De ce Coran (Lecture, Récitation), dont chaque verset était une aya (signe, preuve), Mahomet ne cessait pas de s'émerveiller lui-même. Il en recevait les fragments dans des états seconds qui submergeaient sa personnalité volontaire et consciente, même quand ils répondaient à ses préoccupations. Les révélations s'interrompaient parfois; il les attendait pour résoudre ses difficultés, donner à sa communauté des directives au jour le jour, poser des règles quand la nécessité s'en faisait sentir. Elles devinrent moins abruptes au fur et à mesure qu'il vieillit et s'habitua à son rôle de transmetteur. Le contact était branché et débranché plus aisément ; comme il arrive dans la vie des mystiques une période plus unie, plus sereine, après les grands orages. Mais toujours il fit une différence nette entre ce qui venait de cet au-delà dans ces états seconds et ce qui venait de sa propre intelligence consciente, même inspirée. Les traditionnistes ont conservé de nombreux hadîts où le Prophète agit, parle, enseigne, ordonne, fait des apologues et des sermons, fait même parler Dieu à la première personne. Mais nul ne songe à confondre cela avec le Coran, et ne serait-ce que par le style, tous les Arabes font du premier coup la différence.

Les phénomènes qui accompagnaient les révélations étaient impressionnants. Quand Mahomet les sentait venir, il frissonnait et tremblait, se faisait généralement couvrir d'un voile ou d'un manteau (« 0 toi qui es couvert d'un manteau », LXXIII, LXXIV), sous lequel on l'entendait souffler, gémir, pousser des cris rauques. Il en sortait en sueur avec une lourdeur de tête qu'il soignait par des cataplasmes. Une tension musculaire intense est aussi signalée. Après le sermon solennel du Pèlerinage d'adieu, un verset, le dernier, descend et fait ployer les genoux de la chamelle sur laquelle il est monté. Quand est révélé le verset IV, 97, contre ceux qui négligent la guerre sainte, le Prophète fait appeler son secrétaire ordinaire, Zeid ben Tsâbit. Un aveugle se présente et se plaint d'être blâmé alors qu'il n'en peut mais. La cuisse de Mahomet reposait alors sur celle de Zeid et pesa tout à coup d'un tel poids que ce dernier craignit de voir la sienne se rompre, pendant que descendait une aya précisant qu'exception était faite pour les infirmes. Un homme avait demandé à 'Omar de lui faire voir le Prophète au moment d'une révélation. L'occasion se présenta sur la route de La Mecque. Quelqu'un avait posé une question sur le pèlerinage. Mahomet se tut. Une révélation lui vint, 'Omar souleva le voile et fit voir à l'homme le Prophète en transes. Il avait la face rouge, respirait bruyamment, « geignant comme un veau », puis tomba dans une torpeur dont il sortit pour dire : « Où est l'homme qui m'a interrogé ? »

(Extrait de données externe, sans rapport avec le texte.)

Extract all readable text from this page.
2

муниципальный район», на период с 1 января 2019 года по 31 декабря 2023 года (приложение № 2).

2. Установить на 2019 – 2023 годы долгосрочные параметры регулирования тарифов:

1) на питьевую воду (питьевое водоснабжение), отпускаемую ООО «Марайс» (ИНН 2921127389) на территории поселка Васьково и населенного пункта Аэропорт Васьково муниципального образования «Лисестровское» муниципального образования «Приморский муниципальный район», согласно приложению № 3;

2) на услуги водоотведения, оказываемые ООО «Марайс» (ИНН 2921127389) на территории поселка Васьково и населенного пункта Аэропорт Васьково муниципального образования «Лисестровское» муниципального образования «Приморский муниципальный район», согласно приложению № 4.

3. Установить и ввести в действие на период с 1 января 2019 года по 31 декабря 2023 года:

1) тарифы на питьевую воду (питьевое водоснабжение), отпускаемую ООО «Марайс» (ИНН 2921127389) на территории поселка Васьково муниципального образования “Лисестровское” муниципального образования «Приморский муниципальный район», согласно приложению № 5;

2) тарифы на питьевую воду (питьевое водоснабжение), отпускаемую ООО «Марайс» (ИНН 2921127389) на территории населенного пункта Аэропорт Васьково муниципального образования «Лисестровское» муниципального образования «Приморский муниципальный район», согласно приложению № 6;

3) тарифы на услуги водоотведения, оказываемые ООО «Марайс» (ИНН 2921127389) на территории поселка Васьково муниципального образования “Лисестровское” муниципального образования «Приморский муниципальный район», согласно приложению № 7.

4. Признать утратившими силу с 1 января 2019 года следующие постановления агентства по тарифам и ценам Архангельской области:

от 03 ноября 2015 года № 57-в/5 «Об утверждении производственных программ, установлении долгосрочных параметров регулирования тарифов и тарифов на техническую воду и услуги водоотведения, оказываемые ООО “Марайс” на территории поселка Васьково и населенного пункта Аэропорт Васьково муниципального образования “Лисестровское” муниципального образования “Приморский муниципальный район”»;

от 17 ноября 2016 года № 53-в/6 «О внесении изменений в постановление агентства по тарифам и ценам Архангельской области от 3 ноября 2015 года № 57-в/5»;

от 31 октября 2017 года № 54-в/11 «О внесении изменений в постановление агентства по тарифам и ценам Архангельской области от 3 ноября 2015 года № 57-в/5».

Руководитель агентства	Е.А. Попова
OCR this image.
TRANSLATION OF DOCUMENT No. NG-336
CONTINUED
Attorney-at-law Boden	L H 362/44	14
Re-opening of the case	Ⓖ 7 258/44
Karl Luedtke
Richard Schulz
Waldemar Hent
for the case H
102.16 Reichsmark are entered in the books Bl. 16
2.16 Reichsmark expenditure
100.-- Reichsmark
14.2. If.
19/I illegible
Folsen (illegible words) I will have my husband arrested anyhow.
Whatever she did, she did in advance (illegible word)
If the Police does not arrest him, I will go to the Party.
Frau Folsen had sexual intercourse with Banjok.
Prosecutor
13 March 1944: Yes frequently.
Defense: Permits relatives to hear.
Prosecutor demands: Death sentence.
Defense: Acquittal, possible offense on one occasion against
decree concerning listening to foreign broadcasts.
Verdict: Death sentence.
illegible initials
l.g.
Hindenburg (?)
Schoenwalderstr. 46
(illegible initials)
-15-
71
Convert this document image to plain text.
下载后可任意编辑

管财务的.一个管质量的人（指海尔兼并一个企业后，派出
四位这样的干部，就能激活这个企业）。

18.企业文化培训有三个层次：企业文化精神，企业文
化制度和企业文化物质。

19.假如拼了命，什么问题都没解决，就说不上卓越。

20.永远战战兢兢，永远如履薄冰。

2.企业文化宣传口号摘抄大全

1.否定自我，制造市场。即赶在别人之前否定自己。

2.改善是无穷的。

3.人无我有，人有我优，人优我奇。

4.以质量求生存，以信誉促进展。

II y avait plusieurs modes de réception, degrés plus ou moins parfaits, semble-t-il. Parfois il entendait des bruissements, des tintements et un discours confus dont il saisissait le sens quand le bruit avait cessé. Parfois l'ange apparaissait sous une forme humaine, parlait distinctement et se faisait comprendre, au fur et à mesure des paroles. Parfois, semble-t-il, avait lieu une intuition plus directe et intellectuelle. L'effort devait être grand pour passer à l'état de discours logique et intelligible. Le Coran recommande au Prophète de ne pas s'énerver, de ne point « agiter la langue pour hâter l'expression» (LXXV, 16) d'un texte que Dieu se chargeait de graver dans sa mémoire.

Que devenaient les fragments reçus dans ces conditions ? Ils étaient retenus par la mémoire du Prophète et des fidèles, dont certains s'efforçaient d'en savoir le plus possible par cœur. On les écrivait sur des peaux, des palmes, des poteries, des omoplates de mouton. À Médine, Mahomet eut des secrétaires qui les transcrivaient aussitôt.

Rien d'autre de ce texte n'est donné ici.